The event was once held on the first Friday and Saturday of May, the second day invariably clashing with the 2,000 Guineas at Newmarket, the first important afternoon in the summer calendar of the national sport.

Then the show days were changed to Saturday and Sunday in the hope of drawing a bigger crowd and, to the relief of Turf devotees, the event was put back to the second weekend of May to extend the odds of rain from 100/30 to 7/2 against.

A few years back the Sunday of the show turned out to be the hottest day of the whole year.

The show-jumpers and hunters sweated up and the perspiring bipeds made it a day to remember for the canny hatter who had packed his stand with Panamas. The Newark and Notts Agricultural Society may have been slightly discomfited by 2013's meteorological deal, but actually there was only one shower on Saturday and although rain was persistent on Sunday afternoon, it was irritating rain, not charge-for-the-car-park rain.

Organisers could hold the show in July or August but find themselves competing against countless other outdoor events.

Furthermore, although the layers might go as big as 8/1 for rain at that time of year, when it does rain in July and August, it tends to be the ruin-your-day rain that bounces a yard off the Tarmac, often accompanied by thunder and lightning.

So the society must be philosophical in recording the weather for its 130th county show. It could have been worse. As for the event itself, it could not have been better.

There is no point in staging an agricultural show unless agriculture is at its heart. It's what country-dwellers expect. It is what day-out townies want to see (you don't get a lot of tractors in NG1 to 11).

Here, the Nottinghamshire County Show, while throwing in plenty of crowd-pleasing turns, remains true to its, er, roots. And surely there is room to develop one of the great success of the 2013 event – the Food Experience – into a produce event of regional importance: THE spring destination for East Midlands foodies.

For that, the show needs the support of major Notts producers: the Stilton dairies, the pork pie and bacon brands and the county's wonderful young breweries. Lime Tree Pantry, butcher Johnny Pusztai, Gonalston Farm Shop, Teresa Bovey and Simply Cakes were among those flying the county flag, but it would be good to see even more local talent in an even bigger marquee.

On the Sunday of the show, thousands stopped in their tracks to watch the fly-past of the Lancaster bomber in the Battle of Britain Memorial Flight. Everybody looked upwards and many a rheumy old eye was moist.

The aircraft was noisy but slow.
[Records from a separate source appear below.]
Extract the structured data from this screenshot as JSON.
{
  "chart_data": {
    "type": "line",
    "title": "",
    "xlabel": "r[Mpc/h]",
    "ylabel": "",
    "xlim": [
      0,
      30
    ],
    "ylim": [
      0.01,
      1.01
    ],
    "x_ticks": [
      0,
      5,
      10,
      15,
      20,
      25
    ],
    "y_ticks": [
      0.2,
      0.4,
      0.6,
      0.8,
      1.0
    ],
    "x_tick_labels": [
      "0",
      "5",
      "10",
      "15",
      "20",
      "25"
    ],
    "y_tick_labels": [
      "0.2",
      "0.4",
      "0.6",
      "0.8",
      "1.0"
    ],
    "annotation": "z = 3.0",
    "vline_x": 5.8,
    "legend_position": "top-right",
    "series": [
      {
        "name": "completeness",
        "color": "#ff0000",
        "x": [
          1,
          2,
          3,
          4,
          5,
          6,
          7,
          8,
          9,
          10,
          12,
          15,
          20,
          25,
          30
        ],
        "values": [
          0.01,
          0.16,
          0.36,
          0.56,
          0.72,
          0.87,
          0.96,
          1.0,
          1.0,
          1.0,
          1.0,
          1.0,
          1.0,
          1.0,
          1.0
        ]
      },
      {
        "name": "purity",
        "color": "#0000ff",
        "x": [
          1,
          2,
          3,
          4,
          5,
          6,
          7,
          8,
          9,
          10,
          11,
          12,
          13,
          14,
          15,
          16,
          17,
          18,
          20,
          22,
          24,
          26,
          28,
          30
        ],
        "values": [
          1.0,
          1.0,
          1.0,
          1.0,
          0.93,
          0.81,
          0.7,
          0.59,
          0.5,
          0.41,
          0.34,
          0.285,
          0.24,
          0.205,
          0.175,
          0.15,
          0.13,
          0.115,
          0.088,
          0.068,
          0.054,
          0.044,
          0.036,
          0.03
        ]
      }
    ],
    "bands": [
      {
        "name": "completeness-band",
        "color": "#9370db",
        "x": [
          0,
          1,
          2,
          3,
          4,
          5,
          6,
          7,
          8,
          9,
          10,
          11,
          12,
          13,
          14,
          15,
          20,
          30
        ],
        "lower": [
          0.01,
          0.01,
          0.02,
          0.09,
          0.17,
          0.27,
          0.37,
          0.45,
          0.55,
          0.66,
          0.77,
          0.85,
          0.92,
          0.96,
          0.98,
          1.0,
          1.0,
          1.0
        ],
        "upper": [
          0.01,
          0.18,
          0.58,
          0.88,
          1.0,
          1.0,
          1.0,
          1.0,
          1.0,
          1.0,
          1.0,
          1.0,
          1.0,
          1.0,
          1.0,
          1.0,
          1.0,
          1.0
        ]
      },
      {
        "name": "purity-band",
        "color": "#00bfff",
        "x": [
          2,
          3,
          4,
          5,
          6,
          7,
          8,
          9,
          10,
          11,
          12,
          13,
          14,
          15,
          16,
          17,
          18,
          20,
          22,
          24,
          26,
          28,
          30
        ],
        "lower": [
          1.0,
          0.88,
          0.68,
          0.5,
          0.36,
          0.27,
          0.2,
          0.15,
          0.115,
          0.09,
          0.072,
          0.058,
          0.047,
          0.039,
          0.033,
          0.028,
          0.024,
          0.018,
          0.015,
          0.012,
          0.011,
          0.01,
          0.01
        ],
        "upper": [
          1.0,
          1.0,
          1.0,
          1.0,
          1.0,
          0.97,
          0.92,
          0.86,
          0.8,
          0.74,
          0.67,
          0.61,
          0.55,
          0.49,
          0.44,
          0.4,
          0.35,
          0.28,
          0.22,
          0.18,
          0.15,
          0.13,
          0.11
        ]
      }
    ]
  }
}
So easy to shoot down, thus a poignant mechanical memorial to the 50,000 bomber crew who were killed in the Second World War.

In its championing of local food, in its acknowledgement of the 70th anniversary of the Dambusters' Raid (some of whose airmen would have been trained on the very airfield on which the showground stands), the Agricultural Society shows it has its finger on the pulse of rural and local life.

And at the President's Lunch, hosted so warmly by Sir Andrew Buchanan, it was gratifying to meet so many people for who the word "county" means more than a local government boundary.

God willing, I will be there in May 2014. Even if it rains.